Unlike college football and basketball that dominate the headlines, collegiate swimming does not get a lot of exposure.

“There’s not a lot of national recognition,” Moodie said. “I’m not surprised that these students may not know about Division II schools. And NAIA is still quite young. The whole college system changes so much every year. I want to help them with their research.”

With the COVID-19 pandemic, there are expected to be changes in the fall at colleges across the country. There is also talk of student-athletes taking a gap year. But SOFLO’s college-bound athletes are still planning on starting college in the fall whether it’s on campus or online.

Many colleges are supporting students by deferring deadlines, waiving fees and making standardized tests such as ACT and SAT optional. Still, no one knows what the fall semester will look like just yet.

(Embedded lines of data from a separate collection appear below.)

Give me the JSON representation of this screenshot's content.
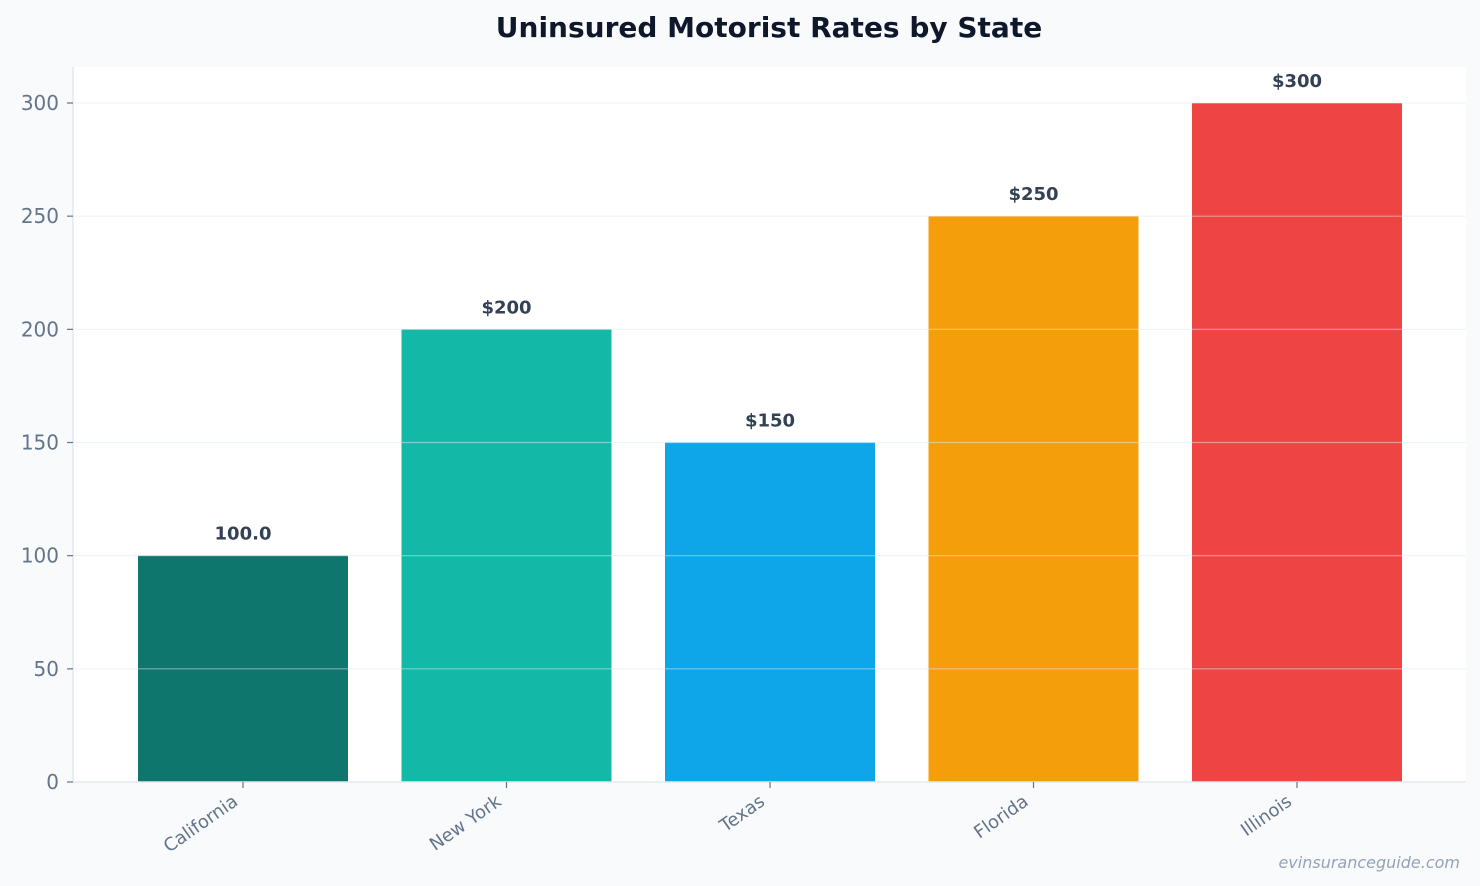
{
  "chart_data": {
    "type": "bar",
    "title": "Uninsured Motorist Rates by State",
    "xlabel": "",
    "ylabel": "",
    "categories": [
      "California",
      "New York",
      "Texas",
      "Florida",
      "Illinois"
    ],
    "values": [
      100,
      200,
      150,
      250,
      300
    ],
    "value_labels": [
      "100.0",
      "$200",
      "$150",
      "$250",
      "$300"
    ],
    "colors": [
      "#0f766e",
      "#14b8a6",
      "#0ea5e9",
      "#f59e0b",
      "#ef4444"
    ],
    "ylim": [
      0,
      315
    ],
    "yticks": [
      0,
      50,
      100,
      150,
      200,
      250,
      300
    ],
    "grid": true,
    "legend": "none"
  },
  "watermark": "evinsuranceguide.com"
}
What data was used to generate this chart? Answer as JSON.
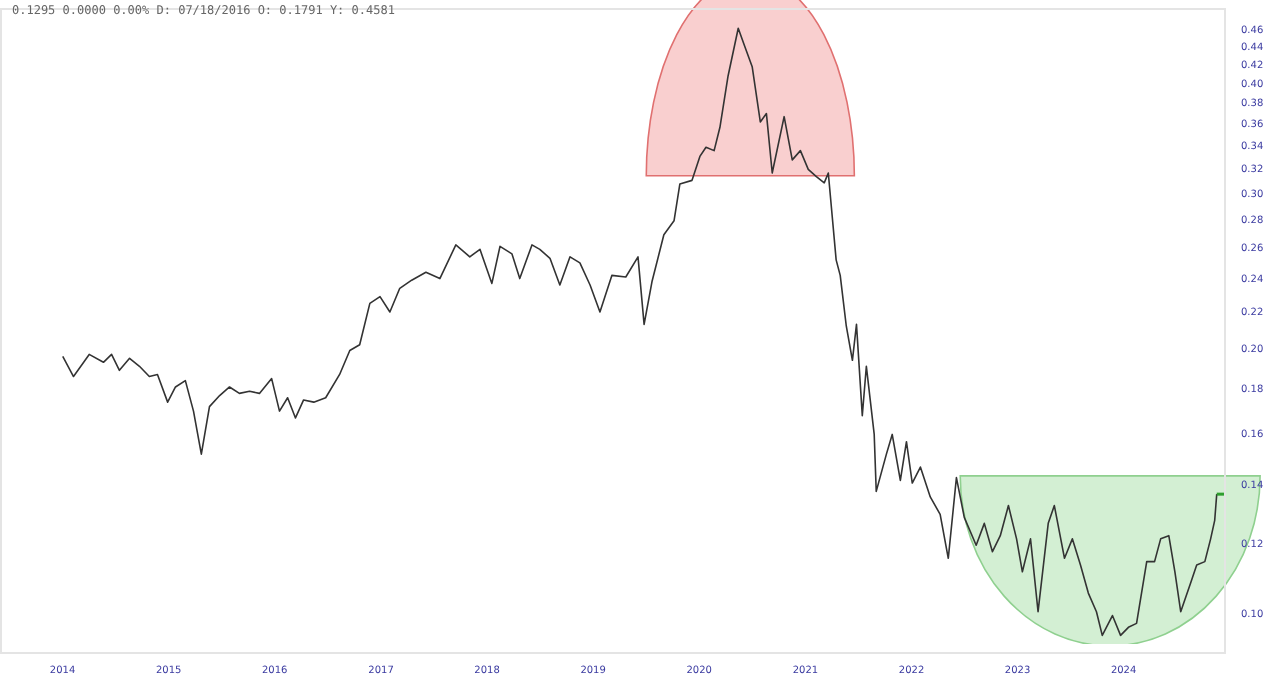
{
  "chart_data": {
    "type": "line",
    "annotations": [
      "0.1295 0.0000 0.00% D: 07/18/2016 O: 0.1791 Y: 0.4581"
    ],
    "log": true,
    "xlim": [
      "2013-06-03",
      "2024-12-15"
    ],
    "xticks": [
      "2014",
      "2015",
      "2016",
      "2017",
      "2018",
      "2019",
      "2020",
      "2021",
      "2022",
      "2023",
      "2024"
    ],
    "ylim": [
      0.09,
      0.485
    ],
    "yticks": [
      {
        "value": 0.1,
        "label": "0.10"
      },
      0.12,
      0.14,
      0.16,
      0.18,
      {
        "value": 0.2,
        "label": "0.20"
      },
      0.22,
      0.24,
      0.26,
      0.28,
      {
        "value": 0.3,
        "label": "0.30"
      },
      0.32,
      0.34,
      0.36,
      0.38,
      {
        "value": 0.4,
        "label": "0.40"
      },
      0.42,
      0.44,
      0.46
    ],
    "series": [
      {
        "color": "#333333",
        "x": [
          "2014-01-05",
          "2014-02-11",
          "2014-04-06",
          "2014-05-25",
          "2014-06-22",
          "2014-07-19",
          "2014-08-23",
          "2014-09-26",
          "2014-10-30",
          "2014-11-27",
          "2015-01-01",
          "2015-01-28",
          "2015-03-03",
          "2015-03-31",
          "2015-04-27",
          "2015-05-25",
          "2015-06-29",
          "2015-08-02",
          "2015-09-05",
          "2015-10-10",
          "2015-11-13",
          "2015-12-25",
          "2016-01-21",
          "2016-02-18",
          "2016-03-16",
          "2016-04-13",
          "2016-05-18",
          "2016-06-28",
          "2016-08-15",
          "2016-09-19",
          "2016-10-23",
          "2016-11-27",
          "2017-01-01",
          "2017-02-04",
          "2017-03-10",
          "2017-04-20",
          "2017-06-08",
          "2017-07-26",
          "2017-09-19",
          "2017-11-06",
          "2017-12-11",
          "2018-01-21",
          "2018-02-18",
          "2018-03-31",
          "2018-04-27",
          "2018-06-08",
          "2018-07-05",
          "2018-08-09",
          "2018-09-12",
          "2018-10-17",
          "2018-11-20",
          "2018-12-25",
          "2019-01-28",
          "2019-03-10",
          "2019-04-27",
          "2019-06-08",
          "2019-06-29",
          "2019-07-26",
          "2019-09-05",
          "2019-10-10",
          "2019-10-30",
          "2019-12-11",
          "2020-01-07",
          "2020-01-28",
          "2020-02-25",
          "2020-03-16",
          "2020-04-13",
          "2020-05-18",
          "2020-06-08",
          "2020-07-05",
          "2020-08-02",
          "2020-08-23",
          "2020-09-12",
          "2020-10-23",
          "2020-11-20",
          "2020-12-18",
          "2021-01-14",
          "2021-02-11",
          "2021-03-10",
          "2021-03-24",
          "2021-04-20",
          "2021-05-04",
          "2021-05-25",
          "2021-06-15",
          "2021-06-29",
          "2021-07-19",
          "2021-08-02",
          "2021-08-29",
          "2021-09-05",
          "2021-10-10",
          "2021-10-30",
          "2021-11-27",
          "2021-12-18",
          "2022-01-07",
          "2022-02-04",
          "2022-03-10",
          "2022-04-13",
          "2022-05-11",
          "2022-06-08",
          "2022-07-05",
          "2022-08-15",
          "2022-09-12",
          "2022-10-10",
          "2022-11-06",
          "2022-12-04",
          "2023-01-01",
          "2023-01-21",
          "2023-02-18",
          "2023-03-16",
          "2023-04-20",
          "2023-05-11",
          "2023-06-15",
          "2023-07-12",
          "2023-08-09",
          "2023-09-05",
          "2023-10-03",
          "2023-10-23",
          "2023-11-27",
          "2023-12-25",
          "2024-01-21",
          "2024-02-18",
          "2024-03-24",
          "2024-04-20",
          "2024-05-11",
          "2024-06-08",
          "2024-06-29",
          "2024-07-19",
          "2024-08-23",
          "2024-09-12",
          "2024-10-10",
          "2024-10-30",
          "2024-11-13",
          "2024-11-20"
        ],
        "values": [
          0.195,
          0.185,
          0.196,
          0.192,
          0.196,
          0.188,
          0.194,
          0.19,
          0.185,
          0.186,
          0.173,
          0.18,
          0.183,
          0.169,
          0.151,
          0.171,
          0.176,
          0.18,
          0.177,
          0.178,
          0.177,
          0.184,
          0.169,
          0.175,
          0.166,
          0.174,
          0.173,
          0.175,
          0.186,
          0.198,
          0.201,
          0.224,
          0.228,
          0.219,
          0.233,
          0.238,
          0.243,
          0.239,
          0.261,
          0.253,
          0.258,
          0.236,
          0.26,
          0.255,
          0.239,
          0.261,
          0.258,
          0.252,
          0.235,
          0.253,
          0.249,
          0.235,
          0.219,
          0.241,
          0.24,
          0.253,
          0.212,
          0.237,
          0.268,
          0.278,
          0.306,
          0.309,
          0.329,
          0.337,
          0.334,
          0.355,
          0.406,
          0.46,
          0.44,
          0.416,
          0.36,
          0.368,
          0.315,
          0.365,
          0.326,
          0.334,
          0.318,
          0.312,
          0.307,
          0.315,
          0.251,
          0.241,
          0.211,
          0.193,
          0.212,
          0.167,
          0.19,
          0.159,
          0.137,
          0.151,
          0.159,
          0.141,
          0.156,
          0.14,
          0.146,
          0.135,
          0.129,
          0.115,
          0.142,
          0.128,
          0.119,
          0.126,
          0.117,
          0.122,
          0.132,
          0.121,
          0.111,
          0.121,
          0.1,
          0.126,
          0.132,
          0.115,
          0.121,
          0.113,
          0.105,
          0.1,
          0.094,
          0.099,
          0.094,
          0.096,
          0.097,
          0.114,
          0.114,
          0.121,
          0.122,
          0.111,
          0.1,
          0.108,
          0.113,
          0.114,
          0.121,
          0.127,
          0.136
        ]
      },
      {
        "type": "line",
        "color": "#2e9e2e",
        "x": [
          "2024-11-20",
          "2024-12-15"
        ],
        "values": [
          0.136,
          0.136
        ]
      }
    ]
  }
}
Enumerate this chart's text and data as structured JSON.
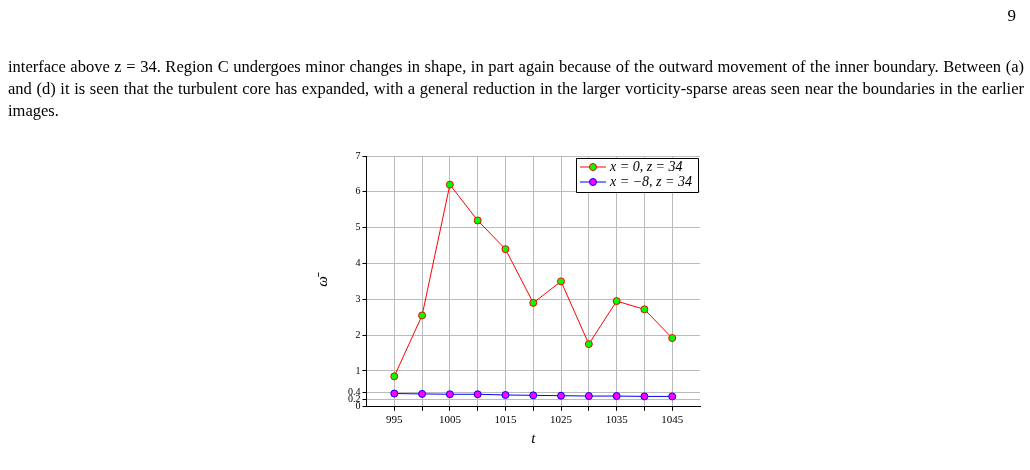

“I am telling them everyone is in the same boat across the world, which is a position of waiting,” Moodie said. “I trust whatever decision the NCAA, USA Swimming, Florida Gold Coast and colleges make. I trust they will make the right decisions to protect the students and universities. It’s in the best interest of everyone. When things do resume we will all re-start wherever we are.”

Despite the challenging times, Moodie is enjoying her new role with SOFLO.

“It has been great being around swim families again, the parents have been so welcoming,” Moodie said. “I feel a close connection with them. Swimming and education are two things I love. I am excited for the future and excited to see what the future holds for these kids.”